Dangers on New Jersey’s Roads

Mercer County was the location of six of New Jersey’s 60 fatalities from large truck accidents in 2013.

Motorists in Lawrenceville, New Jersey, should be educated about the dangers that large trucks pose to pedestrians, motorcyclists and other motorists every day. The National Highway Traffic Safety Administration maintains detailed records about fatal traffic accidents. Its state-based data from 2013 indicates that 542 people died in vehicle accidents in New Jersey that year. Of those, 60 people died in accidents involving large trucks.

A closer look at the numbers shows the danger in Mercer County:

  • In Middlesex County, eight people lost their lives in large truck collisions.
  • Mercer and Atlantic Counties each experienced six fatalities in crashes involving large commercial trucks.
  • Five truck accident fatalities were recorded in Morris County.
  • In Union, Ocean and Bergen Counties, four people each died.

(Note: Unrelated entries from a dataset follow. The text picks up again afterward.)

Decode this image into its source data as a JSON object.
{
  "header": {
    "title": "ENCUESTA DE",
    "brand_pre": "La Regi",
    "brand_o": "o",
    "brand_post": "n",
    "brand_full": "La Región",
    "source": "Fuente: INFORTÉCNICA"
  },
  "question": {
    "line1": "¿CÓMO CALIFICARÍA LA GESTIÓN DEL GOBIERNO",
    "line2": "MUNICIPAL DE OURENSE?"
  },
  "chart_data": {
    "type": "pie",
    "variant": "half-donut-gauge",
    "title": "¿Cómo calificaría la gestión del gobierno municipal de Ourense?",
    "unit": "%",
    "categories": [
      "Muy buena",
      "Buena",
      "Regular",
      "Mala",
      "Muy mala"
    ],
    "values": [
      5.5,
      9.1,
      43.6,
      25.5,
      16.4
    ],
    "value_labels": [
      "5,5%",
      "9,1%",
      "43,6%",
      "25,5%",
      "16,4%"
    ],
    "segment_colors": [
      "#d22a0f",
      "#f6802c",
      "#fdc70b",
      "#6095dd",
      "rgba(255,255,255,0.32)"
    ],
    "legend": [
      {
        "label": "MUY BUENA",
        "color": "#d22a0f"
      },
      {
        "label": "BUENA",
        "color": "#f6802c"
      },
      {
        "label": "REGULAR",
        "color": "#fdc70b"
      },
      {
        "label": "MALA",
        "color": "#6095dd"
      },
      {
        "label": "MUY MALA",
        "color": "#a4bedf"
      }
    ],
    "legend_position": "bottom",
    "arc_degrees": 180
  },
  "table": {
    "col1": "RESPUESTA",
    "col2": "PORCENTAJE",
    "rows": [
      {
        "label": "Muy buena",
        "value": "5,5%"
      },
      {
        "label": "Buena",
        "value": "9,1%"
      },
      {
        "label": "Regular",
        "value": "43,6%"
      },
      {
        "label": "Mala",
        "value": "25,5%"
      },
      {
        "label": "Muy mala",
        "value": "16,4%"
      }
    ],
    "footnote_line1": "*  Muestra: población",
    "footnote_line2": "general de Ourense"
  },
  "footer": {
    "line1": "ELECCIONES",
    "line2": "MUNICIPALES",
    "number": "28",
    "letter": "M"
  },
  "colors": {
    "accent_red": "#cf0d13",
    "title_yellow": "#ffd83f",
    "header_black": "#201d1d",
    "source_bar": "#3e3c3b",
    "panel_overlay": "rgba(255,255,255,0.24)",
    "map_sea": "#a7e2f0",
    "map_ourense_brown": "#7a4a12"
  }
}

Middlesex County was the only county in New Jersey to experience more truck-related deaths than Mercer County. If these numbers are going to change dramatically, New Jersey residents must hope that the Federal Motor Carrier Safety Association can help.

How to reduce impairment among truckers

According to the Commercial Carrier Journal, the FMCSA is expected to launch a new database and accompanying set of requirements for hiring new drivers in the coming months.

The database will be used to report information about drug and alcohol test results as well as any impaired driving offenses. Drivers must pass substance tests or they will not be allowed to drive commercially. This means that anyone who refuses to take these tests will not be able to be hired for driving jobs. Even after a driver has been hired, employers will be required to check the database records once per year thereafter.

The FMCSA is also engaging in random tests of drivers for drug or alcohol use while driving. A high rate of test failures has led the agency to continue this practice according to the Bulk Transporter.

How to reduce fatigue among truckers

Truck drivers are understandably prone to becoming fatigued on the job. However, that does not make accidents caused by this acceptable. The FMCSA tried to institute new rules regarding the break and rest times of drivers but the effort was met with stringent resistance.

Supply Chain Digest explains that the uproar led Congress to put the new rules on hold until the FMCSA could conduct more research. This was originally supposed to be done by late September but OverdriveOnline.com indicates it could take longer.

What can be done?

New Jersey residents may have to wait before new changes are able to make the roads safer. In the meantime, they should always be ready and willing to call an attorney if involved in a large truck accident.